The difference will quite literally kill you
It turns out that physical buttons work better than touch screens in cars.
This shocking news surprises absolutely no one, except for automotive marketing departments, the interface designers who are paid to f%$# up user interfaces, and, of course, Elon Musk:
The screens in modern cars keep getting bigger. Design teams at most car manufacturers love to ditch physical buttons and switches, although they are far superior safety-wise.
That is the conclusion when Swedish car magazine Vi Bilägare performed a thurough test of the HMI system (Human-Machine Interface) in a total of twelve cars this summer.

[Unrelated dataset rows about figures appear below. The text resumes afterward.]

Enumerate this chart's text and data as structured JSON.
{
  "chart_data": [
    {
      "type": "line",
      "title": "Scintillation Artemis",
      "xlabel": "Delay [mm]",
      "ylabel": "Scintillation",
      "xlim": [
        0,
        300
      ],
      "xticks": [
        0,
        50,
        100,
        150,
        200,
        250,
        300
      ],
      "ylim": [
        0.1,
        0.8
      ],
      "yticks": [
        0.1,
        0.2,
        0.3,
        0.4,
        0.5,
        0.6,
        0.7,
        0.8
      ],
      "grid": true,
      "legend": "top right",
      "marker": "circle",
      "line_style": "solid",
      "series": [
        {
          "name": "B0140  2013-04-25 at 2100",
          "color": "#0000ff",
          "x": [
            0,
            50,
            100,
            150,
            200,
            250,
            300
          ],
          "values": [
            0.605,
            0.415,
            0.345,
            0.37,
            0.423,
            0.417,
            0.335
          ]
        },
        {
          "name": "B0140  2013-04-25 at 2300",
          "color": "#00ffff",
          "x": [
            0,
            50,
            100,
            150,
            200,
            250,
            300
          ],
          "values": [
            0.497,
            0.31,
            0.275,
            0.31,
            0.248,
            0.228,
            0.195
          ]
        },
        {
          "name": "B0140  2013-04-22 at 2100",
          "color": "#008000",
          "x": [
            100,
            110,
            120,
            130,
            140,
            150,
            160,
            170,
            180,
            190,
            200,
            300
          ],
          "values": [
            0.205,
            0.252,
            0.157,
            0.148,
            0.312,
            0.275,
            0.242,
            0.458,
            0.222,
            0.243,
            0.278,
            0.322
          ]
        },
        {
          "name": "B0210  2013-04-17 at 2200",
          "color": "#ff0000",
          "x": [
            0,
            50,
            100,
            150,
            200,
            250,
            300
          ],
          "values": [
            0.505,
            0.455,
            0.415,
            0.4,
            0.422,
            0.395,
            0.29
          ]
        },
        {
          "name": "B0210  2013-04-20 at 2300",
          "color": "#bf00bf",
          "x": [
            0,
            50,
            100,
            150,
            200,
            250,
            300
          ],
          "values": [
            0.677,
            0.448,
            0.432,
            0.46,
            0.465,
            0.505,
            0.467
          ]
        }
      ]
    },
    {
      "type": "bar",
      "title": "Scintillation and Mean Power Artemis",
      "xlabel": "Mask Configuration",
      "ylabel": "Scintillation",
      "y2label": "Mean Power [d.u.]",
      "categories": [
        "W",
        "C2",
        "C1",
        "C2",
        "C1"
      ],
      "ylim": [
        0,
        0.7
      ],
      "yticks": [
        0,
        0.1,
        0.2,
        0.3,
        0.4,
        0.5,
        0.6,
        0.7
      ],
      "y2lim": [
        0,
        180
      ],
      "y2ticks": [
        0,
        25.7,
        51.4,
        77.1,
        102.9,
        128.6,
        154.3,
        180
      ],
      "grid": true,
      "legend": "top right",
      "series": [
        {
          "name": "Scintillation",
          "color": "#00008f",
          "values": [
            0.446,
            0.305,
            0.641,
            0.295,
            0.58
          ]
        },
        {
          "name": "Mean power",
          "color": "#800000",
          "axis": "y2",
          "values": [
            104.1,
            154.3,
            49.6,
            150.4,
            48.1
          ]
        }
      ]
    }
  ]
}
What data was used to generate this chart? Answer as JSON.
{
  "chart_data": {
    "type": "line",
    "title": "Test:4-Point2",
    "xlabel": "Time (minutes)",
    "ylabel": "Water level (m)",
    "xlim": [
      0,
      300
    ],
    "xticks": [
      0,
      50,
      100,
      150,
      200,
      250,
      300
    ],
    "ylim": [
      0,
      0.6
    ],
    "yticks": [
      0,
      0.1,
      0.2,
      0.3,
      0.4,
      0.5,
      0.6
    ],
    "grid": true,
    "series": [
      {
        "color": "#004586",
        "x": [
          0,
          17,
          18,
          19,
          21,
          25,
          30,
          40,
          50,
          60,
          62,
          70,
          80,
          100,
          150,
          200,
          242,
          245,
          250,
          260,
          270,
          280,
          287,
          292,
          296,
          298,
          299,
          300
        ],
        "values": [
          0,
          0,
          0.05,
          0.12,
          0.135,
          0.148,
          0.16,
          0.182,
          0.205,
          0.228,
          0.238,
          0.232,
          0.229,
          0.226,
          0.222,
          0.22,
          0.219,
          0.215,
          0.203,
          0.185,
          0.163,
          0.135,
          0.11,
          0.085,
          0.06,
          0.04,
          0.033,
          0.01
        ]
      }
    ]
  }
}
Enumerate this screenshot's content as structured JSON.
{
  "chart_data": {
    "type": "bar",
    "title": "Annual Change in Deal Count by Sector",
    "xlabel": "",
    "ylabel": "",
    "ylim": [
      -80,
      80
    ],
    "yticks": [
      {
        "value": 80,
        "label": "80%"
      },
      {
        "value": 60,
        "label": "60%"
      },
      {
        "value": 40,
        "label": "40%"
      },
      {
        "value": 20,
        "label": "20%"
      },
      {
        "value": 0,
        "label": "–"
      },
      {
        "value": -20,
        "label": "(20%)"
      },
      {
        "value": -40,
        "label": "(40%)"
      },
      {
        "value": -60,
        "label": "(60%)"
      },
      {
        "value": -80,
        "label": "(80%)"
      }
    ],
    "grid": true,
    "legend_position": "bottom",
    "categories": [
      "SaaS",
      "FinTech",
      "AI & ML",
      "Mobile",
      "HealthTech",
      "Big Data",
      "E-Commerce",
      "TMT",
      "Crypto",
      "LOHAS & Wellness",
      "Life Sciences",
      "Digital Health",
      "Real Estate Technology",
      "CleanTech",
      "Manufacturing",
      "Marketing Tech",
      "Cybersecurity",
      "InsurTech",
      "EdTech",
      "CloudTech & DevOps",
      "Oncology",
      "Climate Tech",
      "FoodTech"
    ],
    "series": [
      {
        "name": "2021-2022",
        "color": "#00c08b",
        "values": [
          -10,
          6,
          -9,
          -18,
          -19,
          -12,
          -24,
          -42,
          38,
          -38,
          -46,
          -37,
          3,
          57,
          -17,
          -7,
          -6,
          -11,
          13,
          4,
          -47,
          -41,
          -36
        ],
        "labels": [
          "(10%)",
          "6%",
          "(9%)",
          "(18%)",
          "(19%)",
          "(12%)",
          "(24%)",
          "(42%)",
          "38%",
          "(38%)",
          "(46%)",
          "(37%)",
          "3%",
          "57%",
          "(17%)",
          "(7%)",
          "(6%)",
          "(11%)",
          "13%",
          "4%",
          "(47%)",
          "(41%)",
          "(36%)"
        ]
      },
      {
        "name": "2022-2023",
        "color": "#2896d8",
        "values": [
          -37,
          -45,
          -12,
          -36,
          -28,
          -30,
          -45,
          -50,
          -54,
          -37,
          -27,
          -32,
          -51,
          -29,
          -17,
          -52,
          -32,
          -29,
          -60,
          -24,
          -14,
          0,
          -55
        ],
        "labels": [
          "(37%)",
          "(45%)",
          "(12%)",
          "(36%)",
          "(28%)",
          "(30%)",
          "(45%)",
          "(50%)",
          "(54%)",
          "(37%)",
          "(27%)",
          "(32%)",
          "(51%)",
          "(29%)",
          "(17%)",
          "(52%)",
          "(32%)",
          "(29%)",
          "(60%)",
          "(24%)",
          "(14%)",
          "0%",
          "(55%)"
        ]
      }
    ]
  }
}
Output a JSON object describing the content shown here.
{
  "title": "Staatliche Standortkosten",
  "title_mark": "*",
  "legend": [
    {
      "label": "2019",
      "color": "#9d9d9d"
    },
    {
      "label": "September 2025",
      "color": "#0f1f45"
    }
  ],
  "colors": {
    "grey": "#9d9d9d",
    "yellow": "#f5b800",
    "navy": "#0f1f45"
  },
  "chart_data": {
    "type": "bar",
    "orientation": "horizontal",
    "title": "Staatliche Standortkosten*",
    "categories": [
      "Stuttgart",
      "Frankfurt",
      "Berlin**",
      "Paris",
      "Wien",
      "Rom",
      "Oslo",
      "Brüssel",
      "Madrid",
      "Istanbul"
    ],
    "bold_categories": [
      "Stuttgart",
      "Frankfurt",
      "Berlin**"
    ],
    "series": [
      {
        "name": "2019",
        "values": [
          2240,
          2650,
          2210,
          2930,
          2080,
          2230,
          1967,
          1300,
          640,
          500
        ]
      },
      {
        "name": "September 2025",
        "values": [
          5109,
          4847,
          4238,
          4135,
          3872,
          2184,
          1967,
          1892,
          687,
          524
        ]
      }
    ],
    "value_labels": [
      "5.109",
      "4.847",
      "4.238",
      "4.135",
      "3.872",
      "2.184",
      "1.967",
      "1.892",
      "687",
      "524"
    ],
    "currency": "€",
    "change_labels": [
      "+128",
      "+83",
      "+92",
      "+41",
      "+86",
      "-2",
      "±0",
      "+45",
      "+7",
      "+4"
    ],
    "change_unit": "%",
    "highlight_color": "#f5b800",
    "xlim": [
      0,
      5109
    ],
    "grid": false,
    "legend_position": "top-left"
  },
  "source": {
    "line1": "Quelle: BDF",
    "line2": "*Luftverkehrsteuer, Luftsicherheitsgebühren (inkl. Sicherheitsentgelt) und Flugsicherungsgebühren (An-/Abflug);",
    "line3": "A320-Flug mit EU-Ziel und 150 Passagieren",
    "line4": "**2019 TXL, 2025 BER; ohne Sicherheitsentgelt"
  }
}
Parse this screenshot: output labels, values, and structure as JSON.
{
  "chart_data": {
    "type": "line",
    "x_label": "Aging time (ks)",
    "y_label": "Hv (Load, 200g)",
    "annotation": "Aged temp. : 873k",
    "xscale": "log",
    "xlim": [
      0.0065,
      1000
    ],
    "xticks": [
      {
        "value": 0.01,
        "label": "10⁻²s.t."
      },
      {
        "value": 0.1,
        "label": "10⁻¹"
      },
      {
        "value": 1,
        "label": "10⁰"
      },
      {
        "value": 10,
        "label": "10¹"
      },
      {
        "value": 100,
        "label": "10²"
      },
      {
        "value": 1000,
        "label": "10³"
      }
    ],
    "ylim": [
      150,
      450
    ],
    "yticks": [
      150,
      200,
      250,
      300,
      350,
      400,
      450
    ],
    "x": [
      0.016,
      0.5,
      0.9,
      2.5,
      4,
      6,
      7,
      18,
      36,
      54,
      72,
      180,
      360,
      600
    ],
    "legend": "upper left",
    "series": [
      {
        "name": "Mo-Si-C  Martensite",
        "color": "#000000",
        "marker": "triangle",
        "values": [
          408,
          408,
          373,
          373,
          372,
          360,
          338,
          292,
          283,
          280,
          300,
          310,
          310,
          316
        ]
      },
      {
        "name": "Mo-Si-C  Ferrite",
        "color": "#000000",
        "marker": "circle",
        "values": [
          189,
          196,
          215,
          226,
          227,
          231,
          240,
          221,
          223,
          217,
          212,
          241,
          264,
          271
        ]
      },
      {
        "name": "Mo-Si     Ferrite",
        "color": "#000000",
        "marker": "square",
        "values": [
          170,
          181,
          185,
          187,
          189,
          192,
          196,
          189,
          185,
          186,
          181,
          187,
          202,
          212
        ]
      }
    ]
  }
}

Inspiration for the screen-heavy interiors in modern cars comes from smartphones and tablets. Designers want a ”clean” interior with minimal switchgear, and the financial department wants to lower the cost. Instead of developing, manufacturing and keeping physical buttons in stock for years to come, car manufacturers are keen on integrating more functions into a digital screen which can be updated over time.
So in what way have these screens affected safety? Vi Bilägare gathered eleven modern cars from different manufacturers at an airfield och measured the time needed for a driver to perform different simple tasks, such as changing the radio station or adjusting the climate control. At the same time, the car was driven at 110 km/h (68 mph). We also invited an ”old-school” car without a touchscreen, a 17-year-old Volvo V70, for comparison.
One important aspect of this test is that the drivers had time to get to know the cars and their infotainment systems before the test started.
The carmakers are keen to point out that many features now can be activated by voice. But the voice control systems are not always easy to use, they can’t control every function and they don’t always work as advertised, which is why the voice control systems were not tested in this experiment.
The results speak for themselves. The worst-performing car needs 1,400 meters to perform the same tasks for which the best-performing car only needs 300 meters.
This is the modern equivalent of tail fins, which at their height were impaling and slicing pedestrians.
Based on my experience with my rental car this week, I had the profound misfortune of being “upgraded” to a Ford Expedition with all the bells and whistles, because they were out of midsize cars.
It looks, and drives, like the Exxon Valdez, and all of the bells and whistles, whether it’s the multi-function screen, or the dial type shifter, make things worse.
I don’t like the fact that getting into the vehicle resembles climbing K2, and I dislike the view out of the vehicle, you can literally hide a kindergarten class from the driver, even.